Stephen Gault era un uomo alto e ben fatto, sui trent'anni, che, pensò Rolk, in circostanze normali avrebbe potuto definirsi bello. Ma ora aveva il viso color cenere e le labbra e le mani gli tremavano incontrollabilmente.
Venne condotto in una stanzetta dove erano stati portati gli effetti personali della vittima e mentre Feldman si fermava sulla porta, estraniandosi il più possibile dalla scena, Rolk e Devlin lo guidarono verso un lungo tavolo di legno.
«Mr Gault,» esordì Rolk, e la sua voce era morbida e al tempo stesso distaccata, «per prima cosa vorremmo che lei desse un'occhiata a certi oggetti. Poi, se sarà ancora necessario, le chiederemo di identificare la vittima.»
Si chinò a estrarre da una scatola di cartone una borsetta, un anello, un orologio da polso. Sentì l'altro trattenere il respiro e mormorare le parole: «
Oh, mio Dio,
»
più e più volte. Poi tirò fuori i vestiti ripiegati, le scarpe, una sciarpa firmata. Si accorse che il tremito di Gault era aumentato, lo udì singhiozzare. Allora gli posò una mano sul braccio e lo guidò a una sedia. «La prego, si sieda, Mr Gault,» bisbigliò.
Gli concesse qualche istante prima di prendere un'altra sedia e sedersi davanti a lui. «È in grado di dirmi se quegli oggetti appartengono a sua moglie?» domandò, del tutto superfluamente.
Gault tirò un profondo sospiro e annuì. «Erano suoi,» mormorò con voce rauca.
Rolk attese ancora. Voleva le informazioni necessarie in fretta, ma non a spese di quel disgraziato.
«Siamo costretti a chiederle di dare un'occhiata al corpo, Mr Gault,» riprese poi. «In circostanze normali lo facciamo attraverso un sistema televisivo a circuito chiuso, ma questa volta non è possibile.»

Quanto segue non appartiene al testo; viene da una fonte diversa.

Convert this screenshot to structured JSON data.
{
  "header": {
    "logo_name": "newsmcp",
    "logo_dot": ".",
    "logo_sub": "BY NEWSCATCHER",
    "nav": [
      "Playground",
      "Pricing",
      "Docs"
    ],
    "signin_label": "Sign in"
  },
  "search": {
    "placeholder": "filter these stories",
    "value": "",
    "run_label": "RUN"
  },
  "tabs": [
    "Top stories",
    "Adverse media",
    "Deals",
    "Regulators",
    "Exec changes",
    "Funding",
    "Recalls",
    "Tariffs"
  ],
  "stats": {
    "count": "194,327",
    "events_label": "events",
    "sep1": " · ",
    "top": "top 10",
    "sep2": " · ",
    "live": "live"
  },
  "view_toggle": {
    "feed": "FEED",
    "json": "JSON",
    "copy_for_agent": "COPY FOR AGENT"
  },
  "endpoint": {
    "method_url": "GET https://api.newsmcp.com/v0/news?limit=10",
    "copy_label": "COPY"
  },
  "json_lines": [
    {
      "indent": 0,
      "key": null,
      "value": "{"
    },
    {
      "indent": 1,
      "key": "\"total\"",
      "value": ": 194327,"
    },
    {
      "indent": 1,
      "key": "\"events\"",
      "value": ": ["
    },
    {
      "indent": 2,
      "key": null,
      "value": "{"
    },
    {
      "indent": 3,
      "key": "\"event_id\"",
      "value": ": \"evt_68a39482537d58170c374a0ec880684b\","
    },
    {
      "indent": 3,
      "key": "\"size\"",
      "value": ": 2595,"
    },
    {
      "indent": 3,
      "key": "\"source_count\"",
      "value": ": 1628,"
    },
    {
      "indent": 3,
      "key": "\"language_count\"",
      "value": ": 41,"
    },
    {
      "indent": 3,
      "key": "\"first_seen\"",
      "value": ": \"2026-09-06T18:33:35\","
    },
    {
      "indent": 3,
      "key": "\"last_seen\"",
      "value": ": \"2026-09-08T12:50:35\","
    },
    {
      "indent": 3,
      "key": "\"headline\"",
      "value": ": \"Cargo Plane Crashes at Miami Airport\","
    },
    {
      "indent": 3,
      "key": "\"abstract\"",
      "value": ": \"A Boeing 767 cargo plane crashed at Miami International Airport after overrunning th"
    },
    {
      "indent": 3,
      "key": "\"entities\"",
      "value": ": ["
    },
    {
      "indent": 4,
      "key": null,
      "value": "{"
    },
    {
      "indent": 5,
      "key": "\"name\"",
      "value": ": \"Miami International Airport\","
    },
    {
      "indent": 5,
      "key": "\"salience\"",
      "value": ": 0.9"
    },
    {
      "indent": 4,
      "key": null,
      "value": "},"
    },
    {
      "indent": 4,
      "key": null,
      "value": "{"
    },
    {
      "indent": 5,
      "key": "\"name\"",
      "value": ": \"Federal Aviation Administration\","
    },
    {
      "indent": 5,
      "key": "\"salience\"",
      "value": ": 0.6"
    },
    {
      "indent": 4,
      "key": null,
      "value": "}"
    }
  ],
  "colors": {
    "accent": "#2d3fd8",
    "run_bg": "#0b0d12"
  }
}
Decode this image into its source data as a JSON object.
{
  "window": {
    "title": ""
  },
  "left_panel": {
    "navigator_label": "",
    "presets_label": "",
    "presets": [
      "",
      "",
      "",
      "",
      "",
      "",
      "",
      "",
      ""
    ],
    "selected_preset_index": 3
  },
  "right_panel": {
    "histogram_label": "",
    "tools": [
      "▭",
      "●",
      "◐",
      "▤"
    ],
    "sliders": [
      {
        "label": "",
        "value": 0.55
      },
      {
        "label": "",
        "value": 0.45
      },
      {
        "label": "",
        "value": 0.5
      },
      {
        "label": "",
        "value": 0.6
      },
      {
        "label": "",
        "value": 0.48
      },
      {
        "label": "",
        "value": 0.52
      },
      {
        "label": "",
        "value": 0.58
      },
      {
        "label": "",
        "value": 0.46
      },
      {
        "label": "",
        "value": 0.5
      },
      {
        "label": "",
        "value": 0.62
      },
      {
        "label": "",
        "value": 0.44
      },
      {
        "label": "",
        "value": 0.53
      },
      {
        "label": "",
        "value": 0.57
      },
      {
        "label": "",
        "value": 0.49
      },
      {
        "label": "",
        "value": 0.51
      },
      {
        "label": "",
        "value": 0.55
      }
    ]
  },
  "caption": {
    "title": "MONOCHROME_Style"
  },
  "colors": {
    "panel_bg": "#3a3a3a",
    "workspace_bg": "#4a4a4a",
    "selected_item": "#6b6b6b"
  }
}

Per qualche momento Gault non parlò, come se facesse fatica a comprendere il significato delle sue parole. Poi sollevò di scatto la testa e fissò Rolk negli occhi. «Perché no?»
Il poliziotto si chinò su di lui e parlò scegliendo con cura le parole. «La vittima è stata decapitata. E la testa non è stata ancora ritrovata.»